Why this loaf is showing up everywhere
There is a commercial reason these breads keep appearing, and it is not subtle. British Baker reported that inclusions are helping keep sourdough loaves fresh and exciting for consumers, and it cited a survey figure showing a 32.4% increase in sourdough purchases. That is the kind of stat that tells you the market is not just tolerating flavored sourdough, it is actively pulling toward it.
The appeal is easy to see. A loaf built around sun-dried tomatoes and mozzarella feels close enough to pizza to be instantly appealing, but it still slices like bread, toasts like bread, and makes sandwiches like bread. It is the kind of loaf that can disappear as-is, then come back as panini or grilled cheese the next day without feeling repetitive.
That flexibility is part of why inclusions are such a useful technique right now.

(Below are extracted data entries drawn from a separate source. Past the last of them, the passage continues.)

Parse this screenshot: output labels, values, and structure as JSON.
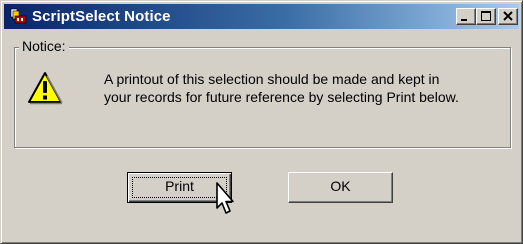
{
  "window": {
    "title": "ScriptSelect Notice"
  },
  "titlebar_buttons": {
    "minimize": "minimize-icon",
    "maximize": "maximize-icon",
    "close": "close-icon"
  },
  "notice": {
    "legend": "Notice:",
    "icon": "warning-icon",
    "message_lines": [
      "A printout of this selection should be made and kept in",
      "your records for future reference by selecting Print below."
    ]
  },
  "buttons": {
    "print_label": "Print",
    "ok_label": "OK"
  },
  "colors": {
    "titlebar_start": "#0a246a",
    "titlebar_end": "#a6caf0",
    "face": "#d4d0c8",
    "warning_yellow": "#ffff00"
  }
}
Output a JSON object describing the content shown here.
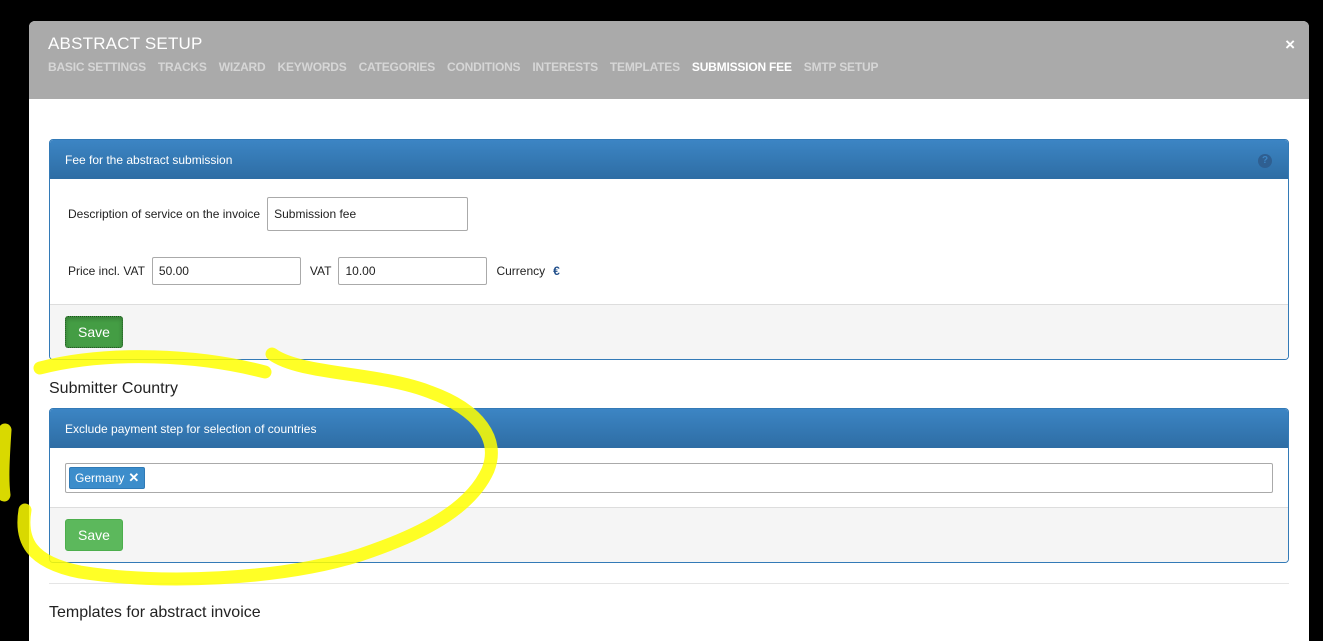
{
  "modal": {
    "title": "ABSTRACT SETUP",
    "close_label": "×",
    "tabs": [
      {
        "label": "BASIC SETTINGS",
        "active": false
      },
      {
        "label": "TRACKS",
        "active": false
      },
      {
        "label": "WIZARD",
        "active": false
      },
      {
        "label": "KEYWORDS",
        "active": false
      },
      {
        "label": "CATEGORIES",
        "active": false
      },
      {
        "label": "CONDITIONS",
        "active": false
      },
      {
        "label": "INTERESTS",
        "active": false
      },
      {
        "label": "TEMPLATES",
        "active": false
      },
      {
        "label": "SUBMISSION FEE",
        "active": true
      },
      {
        "label": "SMTP SETUP",
        "active": false
      }
    ]
  },
  "fee_panel": {
    "heading": "Fee for the abstract submission",
    "help_label": "?",
    "description_label": "Description of service on the invoice",
    "description_value": "Submission fee",
    "price_label": "Price incl. VAT",
    "price_value": "50.00",
    "vat_label": "VAT",
    "vat_value": "10.00",
    "currency_label": "Currency",
    "currency_value": "€",
    "save_label": "Save"
  },
  "country_section": {
    "title": "Submitter Country",
    "heading": "Exclude payment step for selection of countries",
    "tags": [
      "Germany"
    ],
    "tag_remove": "✕",
    "save_label": "Save"
  },
  "templates_section": {
    "title": "Templates for abstract invoice"
  },
  "colors": {
    "header_bg": "#aaaaaa",
    "panel_blue": "#337ab7",
    "save_green": "#5cb85c",
    "highlight": "#ffff00"
  }
}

They let you turn one starter-and-flour foundation into something that feels personal, restaurant-adjacent, and distinctly yours. The loaf still belongs to sourdough culture, but it also tells people exactly what kind of baker made it.
The practical payoff
If you want a richer sourdough without changing fermentation timing or rebuilding your entire process, this is a strong place to start. Fold in sun-dried tomato pieces, add mozzarella by hand, and use the tomato oil with restraint. That combination gives you the savory depth of a pizza-inspired loaf while preserving the open, tangy character that makes sourdough worth baking in the first place.
The best version of this bread does not shout. It tastes like sourdough first, then lands with a bright tomato hit, a clean cheese melt, and enough richness to make a plain slice feel finished on its own. That is the sweet spot: a loaf with more flavor, not less structure.